The International Monetary Fund (IMF) is refusing to release the USD 1.1 billion tranche under the USD 7 billion loan facility unless crucial decisions are made by the government and implemented.
Pakistan's Federal Board of Revenue (FBR) issued a notice to implement the last part of the ₹170 billion tax revenue measures with effect from Wednesday, March 8.
1) Aerated water and juices
2) Confectionary items
3) Vehicles in CBU condition
4) Sanitary and bathroom wares
5) Carpets (excluding those from Afghanistan)
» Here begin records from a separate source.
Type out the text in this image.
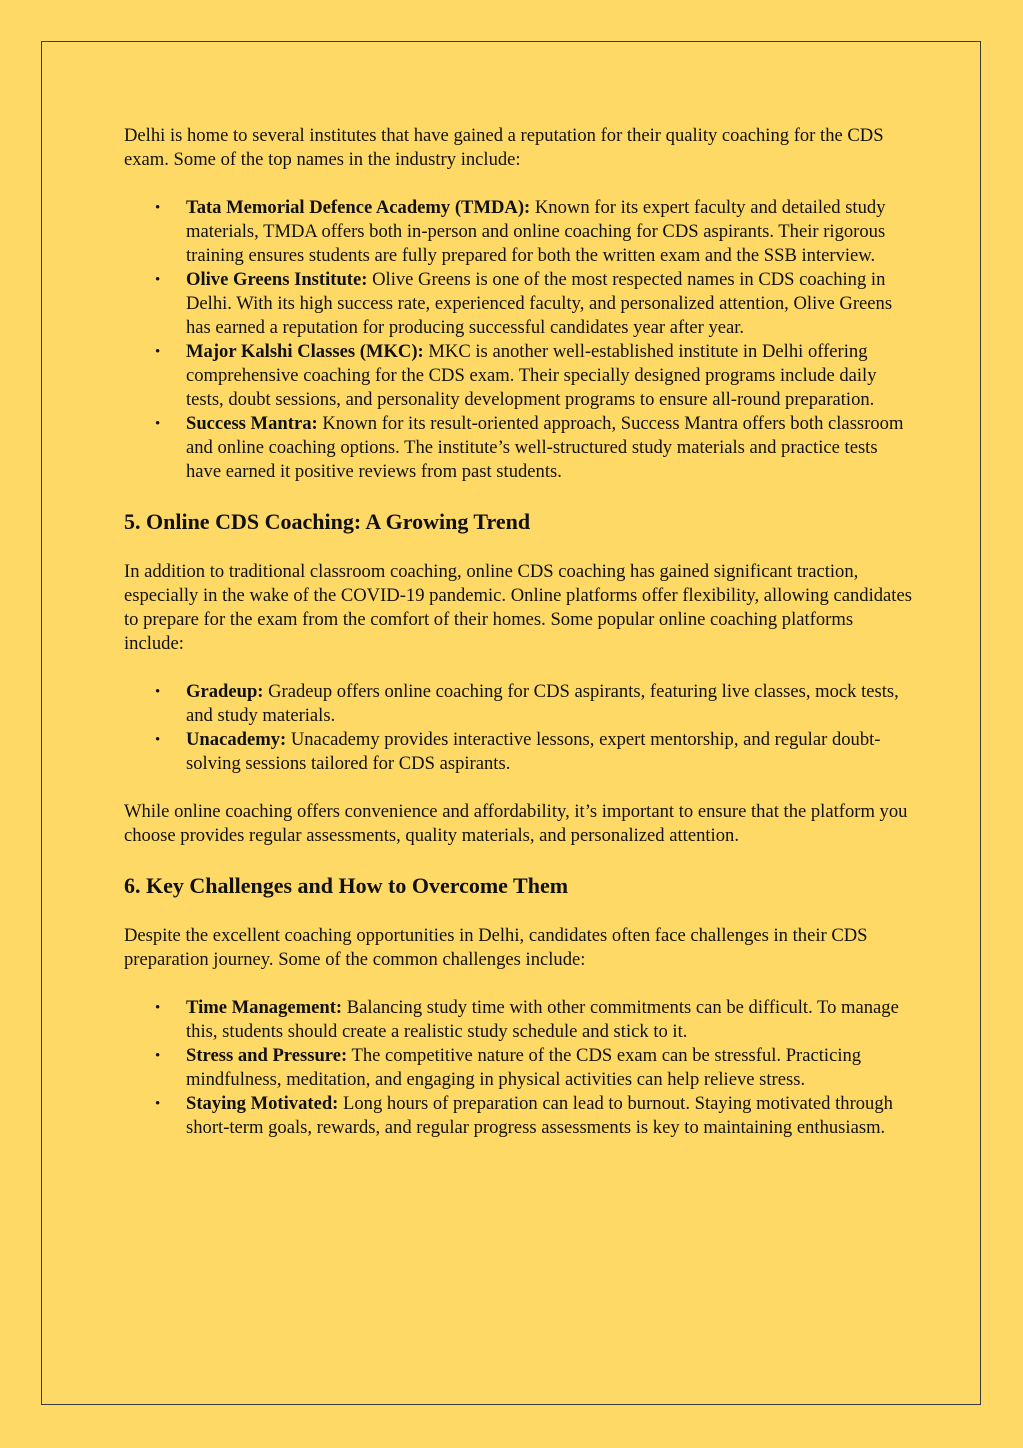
Delhi is home to several institutes that have gained a reputation for their quality coaching for the CDS exam. Some of the top names in the industry include:

• Tata Memorial Defence Academy (TMDA): Known for its expert faculty and detailed study materials, TMDA offers both in-person and online coaching for CDS aspirants. Their rigorous training ensures students are fully prepared for both the written exam and the SSB interview.
• Olive Greens Institute: Olive Greens is one of the most respected names in CDS coaching in Delhi. With its high success rate, experienced faculty, and personalized attention, Olive Greens has earned a reputation for producing successful candidates year after year.
• Major Kalshi Classes (MKC): MKC is another well-established institute in Delhi offering comprehensive coaching for the CDS exam. Their specially designed programs include daily tests, doubt sessions, and personality development programs to ensure all-round preparation.
• Success Mantra: Known for its result-oriented approach, Success Mantra offers both classroom and online coaching options. The institute’s well-structured study materials and practice tests have earned it positive reviews from past students.
5. Online CDS Coaching: A Growing Trend

In addition to traditional classroom coaching, online CDS coaching has gained significant traction, especially in the wake of the COVID-19 pandemic. Online platforms offer flexibility, allowing candidates to prepare for the exam from the comfort of their homes. Some popular online coaching platforms include:

• Gradeup: Gradeup offers online coaching for CDS aspirants, featuring live classes, mock tests, and study materials.
• Unacademy: Unacademy provides interactive lessons, expert mentorship, and regular doubt-solving sessions tailored for CDS aspirants.

While online coaching offers convenience and affordability, it’s important to ensure that the platform you choose provides regular assessments, quality materials, and personalized attention.

6. Key Challenges and How to Overcome Them

Despite the excellent coaching opportunities in Delhi, candidates often face challenges in their CDS preparation journey. Some of the common challenges include:

• Time Management: Balancing study time with other commitments can be difficult. To manage this, students should create a realistic study schedule and stick to it.
• Stress and Pressure: The competitive nature of the CDS exam can be stressful. Practicing mindfulness, meditation, and engaging in physical activities can help relieve stress.
• Staying Motivated: Long hours of preparation can lead to burnout. Staying motivated through short-term goals, rewards, and regular progress assessments is key to maintaining enthusiasm.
6) Chandeliers and lighting devices
7) Chocolates
8) Cigarettes and cigars
9) Ready-to-use cereals
10) Cosmetics and shaving items
11) Tissue papers
12) Kitchenware and household items
13) Decorations or ornamental articles, articles of jewelry, wristwatches
14) Dog and cat food
15) Doors and window frames
16) Fishes
17) Footwear
18) Fruits and dry fruits
19) Furniture
20) Home Appliances
21) Ice cream, jam, jellies
22) Leather jackets
23) Mattress and sleeping bags
24) Fresh, chilled, frozen meat
25) Musical instruments
26) Pasta, tomato catchup, sauces
27) Arms and ammunition excluding defense stores
28) Shampoos
29) Sunglasses, traveling bags, and suitcases
30) A ship, or aircraft for private use
The pkrevenue report also mentioned that the country has also slapped 25% sales tax on import of mobile phones valuing above $500 per piece.
Apart from these commodities, 25% GST has also been imposed on three categories of locally manufactured goods which include locally manufactured or assembled SUVs and CUVs, locally manufactured or assembled vehicles having engine capacity of 1,400cc and above, and locally manufactured or assembled double cabin (4x4) pick-up vehicles.
The FBR has estimated that it can fetch ₹7 billion by raising taxes on imported luxury goods and ₹4 billion on locally manufactured vehicles in Pakistan.
Pakistan has already taken most of the other prior actions, which included hikes in fuel and energy tariffs, the withdrawal of subsidies in export and power sectors, and generating more revenues through new taxation in a supplementary budget.
On the IMF's behest, Pakistan unveiled a mini-budget on February 21, raising the GST rate from 17% to 18% to fetch additional tax revenues of ₹170 billion to unlock the IMF tranche, the report said.
Pakistan and the IMF have been holding virtual talks after the two sides held ten days of intensive negotiations with an IMF delegation in Islamabad from January 31 to February 9, which failed to reach an agreement on the USD 1.1 billion tranche of funding from the global lender.
Finance Minister Ishaq Dar vowed on Thursday that the government was “absolutely committed” to completing the current USD 7 billion bailout program with the IMF, indicating that Pakistan could sign the staff-level agreement with the global lender this week.